Technically, Blizzard storing textures like this was a very poor decision. JPEG is not optimised for storing BGR colour components, instead using colour spaces like YCrCb since humans are most sensitive to luminance and less so to colour. This almost certainly will have resulted in the chosen approach causing larger files for similar image quality, or lower image quality at same file size. Further more the JPEG image has to be decoded anyway, so performing colour space conversion to a BGRA texture is unlikely to have occurred significant load time overhead.
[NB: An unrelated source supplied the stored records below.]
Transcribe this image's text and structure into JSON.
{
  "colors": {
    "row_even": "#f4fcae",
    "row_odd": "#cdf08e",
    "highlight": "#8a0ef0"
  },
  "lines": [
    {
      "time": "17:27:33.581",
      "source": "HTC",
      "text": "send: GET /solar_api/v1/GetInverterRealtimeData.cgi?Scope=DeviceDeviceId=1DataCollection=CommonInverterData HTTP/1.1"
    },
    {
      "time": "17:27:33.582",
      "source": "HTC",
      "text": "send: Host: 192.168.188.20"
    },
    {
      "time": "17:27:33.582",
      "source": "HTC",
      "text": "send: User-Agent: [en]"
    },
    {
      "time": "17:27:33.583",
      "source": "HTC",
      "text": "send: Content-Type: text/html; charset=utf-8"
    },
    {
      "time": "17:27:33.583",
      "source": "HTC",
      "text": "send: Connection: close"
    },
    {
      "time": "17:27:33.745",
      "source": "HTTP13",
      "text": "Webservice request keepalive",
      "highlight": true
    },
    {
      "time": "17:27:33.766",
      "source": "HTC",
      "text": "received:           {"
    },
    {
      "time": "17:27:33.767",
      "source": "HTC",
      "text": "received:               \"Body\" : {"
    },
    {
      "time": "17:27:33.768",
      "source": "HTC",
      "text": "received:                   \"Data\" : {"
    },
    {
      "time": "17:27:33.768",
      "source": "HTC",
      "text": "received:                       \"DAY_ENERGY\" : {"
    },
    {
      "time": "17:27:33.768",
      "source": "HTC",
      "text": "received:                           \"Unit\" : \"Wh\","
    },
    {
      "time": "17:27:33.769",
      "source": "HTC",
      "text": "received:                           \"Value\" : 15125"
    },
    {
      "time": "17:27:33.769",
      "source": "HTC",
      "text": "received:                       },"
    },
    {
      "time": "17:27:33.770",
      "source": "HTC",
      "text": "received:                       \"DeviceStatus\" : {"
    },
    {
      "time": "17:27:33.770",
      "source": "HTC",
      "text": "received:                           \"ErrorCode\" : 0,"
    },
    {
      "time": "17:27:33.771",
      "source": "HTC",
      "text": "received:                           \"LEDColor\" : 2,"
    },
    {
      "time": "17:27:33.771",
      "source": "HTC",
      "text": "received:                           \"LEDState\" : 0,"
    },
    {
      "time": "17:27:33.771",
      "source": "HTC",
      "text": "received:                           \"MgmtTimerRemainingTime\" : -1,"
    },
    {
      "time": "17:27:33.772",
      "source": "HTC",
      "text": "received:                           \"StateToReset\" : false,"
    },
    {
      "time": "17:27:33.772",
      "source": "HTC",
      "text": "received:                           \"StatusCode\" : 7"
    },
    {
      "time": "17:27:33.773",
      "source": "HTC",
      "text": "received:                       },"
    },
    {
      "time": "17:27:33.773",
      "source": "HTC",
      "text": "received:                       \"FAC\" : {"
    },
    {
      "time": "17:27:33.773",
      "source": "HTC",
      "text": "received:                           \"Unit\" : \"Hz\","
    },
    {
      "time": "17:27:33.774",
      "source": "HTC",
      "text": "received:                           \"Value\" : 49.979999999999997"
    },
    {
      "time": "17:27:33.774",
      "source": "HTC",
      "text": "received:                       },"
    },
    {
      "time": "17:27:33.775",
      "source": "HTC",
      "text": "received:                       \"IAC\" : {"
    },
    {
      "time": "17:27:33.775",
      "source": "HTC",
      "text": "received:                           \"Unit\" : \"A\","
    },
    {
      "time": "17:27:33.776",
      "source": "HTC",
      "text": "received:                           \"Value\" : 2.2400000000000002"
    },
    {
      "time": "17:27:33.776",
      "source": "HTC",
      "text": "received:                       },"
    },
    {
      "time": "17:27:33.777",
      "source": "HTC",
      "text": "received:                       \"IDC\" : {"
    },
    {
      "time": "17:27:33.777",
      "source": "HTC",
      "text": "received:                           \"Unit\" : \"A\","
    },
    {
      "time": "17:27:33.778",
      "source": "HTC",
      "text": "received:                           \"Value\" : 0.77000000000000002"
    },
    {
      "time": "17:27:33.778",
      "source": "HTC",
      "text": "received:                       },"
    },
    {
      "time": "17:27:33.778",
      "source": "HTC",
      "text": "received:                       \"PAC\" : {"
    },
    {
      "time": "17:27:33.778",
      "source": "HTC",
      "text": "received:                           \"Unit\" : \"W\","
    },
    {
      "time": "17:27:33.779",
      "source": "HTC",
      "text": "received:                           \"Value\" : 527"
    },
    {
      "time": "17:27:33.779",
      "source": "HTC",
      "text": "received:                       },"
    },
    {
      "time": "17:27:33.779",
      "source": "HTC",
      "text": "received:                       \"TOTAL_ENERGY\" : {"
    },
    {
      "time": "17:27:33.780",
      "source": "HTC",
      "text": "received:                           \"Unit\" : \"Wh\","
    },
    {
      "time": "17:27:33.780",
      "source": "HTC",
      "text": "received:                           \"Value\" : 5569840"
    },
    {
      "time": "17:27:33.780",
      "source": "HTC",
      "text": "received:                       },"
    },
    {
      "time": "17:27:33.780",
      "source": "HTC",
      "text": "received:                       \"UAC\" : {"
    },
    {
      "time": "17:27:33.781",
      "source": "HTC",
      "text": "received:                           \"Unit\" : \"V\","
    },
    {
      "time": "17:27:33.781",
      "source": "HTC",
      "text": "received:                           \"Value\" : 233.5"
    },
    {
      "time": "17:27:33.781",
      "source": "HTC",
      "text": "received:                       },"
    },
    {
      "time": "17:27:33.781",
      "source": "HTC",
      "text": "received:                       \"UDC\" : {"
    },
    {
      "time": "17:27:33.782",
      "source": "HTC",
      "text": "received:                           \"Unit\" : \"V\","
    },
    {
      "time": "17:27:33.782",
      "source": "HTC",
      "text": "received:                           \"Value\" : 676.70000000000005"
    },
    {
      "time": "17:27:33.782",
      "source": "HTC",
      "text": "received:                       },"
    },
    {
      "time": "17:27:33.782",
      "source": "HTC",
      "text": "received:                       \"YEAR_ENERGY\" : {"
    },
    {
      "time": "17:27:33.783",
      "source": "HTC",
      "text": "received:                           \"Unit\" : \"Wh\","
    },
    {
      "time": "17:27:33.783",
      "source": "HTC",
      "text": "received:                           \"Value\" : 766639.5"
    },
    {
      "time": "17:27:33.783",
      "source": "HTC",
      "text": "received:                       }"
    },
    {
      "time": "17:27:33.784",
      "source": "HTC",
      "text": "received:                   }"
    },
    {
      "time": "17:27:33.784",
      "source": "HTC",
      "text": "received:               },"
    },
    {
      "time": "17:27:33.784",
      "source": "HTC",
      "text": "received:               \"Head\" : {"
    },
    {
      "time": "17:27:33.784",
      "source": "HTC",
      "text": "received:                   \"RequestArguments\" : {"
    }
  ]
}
To some extent files created by your software not working in other people's software
is your problem as it affects interoperation with other applications. If it is caused by you knowing something they do not, then it is important that this becomes well known so that those developers can try to fix their implementations for future applications.
I have two JPEG encoding modes depending on the presence of an alpha channel. Try opening this texture.
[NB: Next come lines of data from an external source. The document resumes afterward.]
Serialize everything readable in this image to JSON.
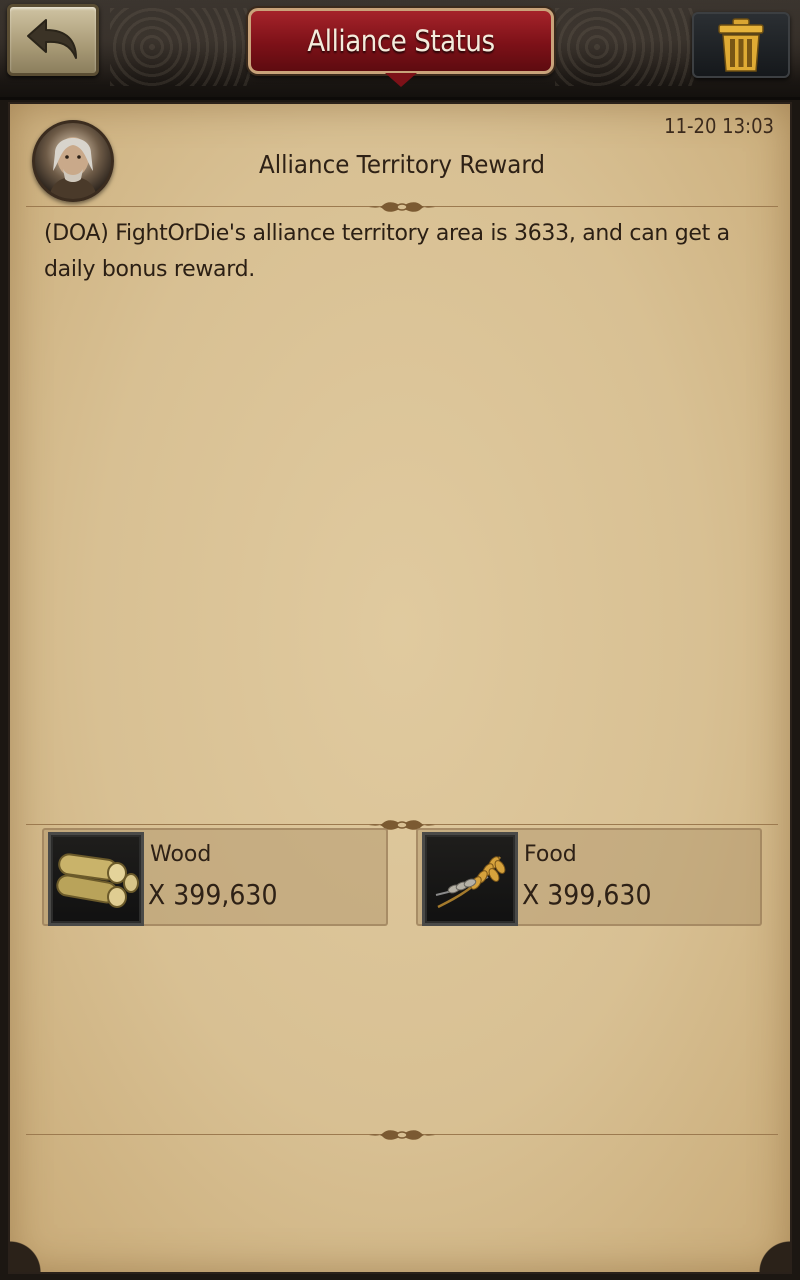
{
  "header": {
    "title": "Alliance Status",
    "back_icon": "back-arrow-icon",
    "trash_icon": "trash-icon"
  },
  "mail": {
    "timestamp": "11-20 13:03",
    "title": "Alliance Territory Reward",
    "body": " (DOA) FightOrDie's alliance territory area is 3633, and can get a daily bonus reward."
  },
  "rewards": [
    {
      "name": "Wood",
      "amount": "X 399,630",
      "icon": "wood-logs-icon"
    },
    {
      "name": "Food",
      "amount": "X 399,630",
      "icon": "wheat-icon"
    }
  ],
  "colors": {
    "title_plate": "#7d1118",
    "parchment": "#d8c093",
    "text": "#2e2116"
  }
}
As far as I am aware there was only 1 JPEG encoding mode used by both? Even with no alpha, the stored JPEG image is still 4 component BGRA. This is why some Blizzard JPEG encoded BLP textures bug out when viewed "correctly", since they were incorrectly defined as having no alpha, encoded with full alpha data and anything rendered in 3D (not UI element) ignored what the texture set for having alpha and always assumed alpha, possibly as a material property or something model defined. UI elements, such as command card buttons, did correctly read the texture alpha flag so it would appear without alpha if used as a button. This was visible in the one campaign background where some of the foliage (TFT Nightelf? Or was it RoC Nightelf?) were using such bugged texture. In game it appeared fine, but if a model viewer "correctly" interpreted the texture declared alpha or if it were used as a command card button then it would appear without an alpha channel and look wrong.
I also found that the shared JPEG header had a maximum size. I am guessing older versions of Warcraft III used a constant sized, possibly statically allocated, piece of memory to hold the shared header and if the header was made too large it could overflow this memory. This stops one doing a trick like having the shared header contain a full JPEG image with the mipmap data being a chunk of 0 bytes long. I do not know the exact size limit on the JPEG header, but I assumed it to be what Blizzard's BLPs used since it would make sense that they optimised the memory allocation for their own files and all files had exactly the same header length.
That said my knowledge of the exact format of the JPEG images used was quite limited. Although Java's JPEG ImageIO library can easily extract and interpret component channels using a raster, any attempt to decode metadata from the image threw an exception saying it was corrupted. As such I could not do something like look up the compression ratio used, and instead had to rely on what BLPLab and other tools reported the images were using.
What do you do differently for encoding between with and without alpha? As that might be one of the aspects that breaks compatibility with other BLP implementations.
which cannot properly load the BLP provided by @RvzerBro, by the way
Out of interest, in what way does it not load properly? Failed to load texture? Corrupted? Largest mipmap levels skipped?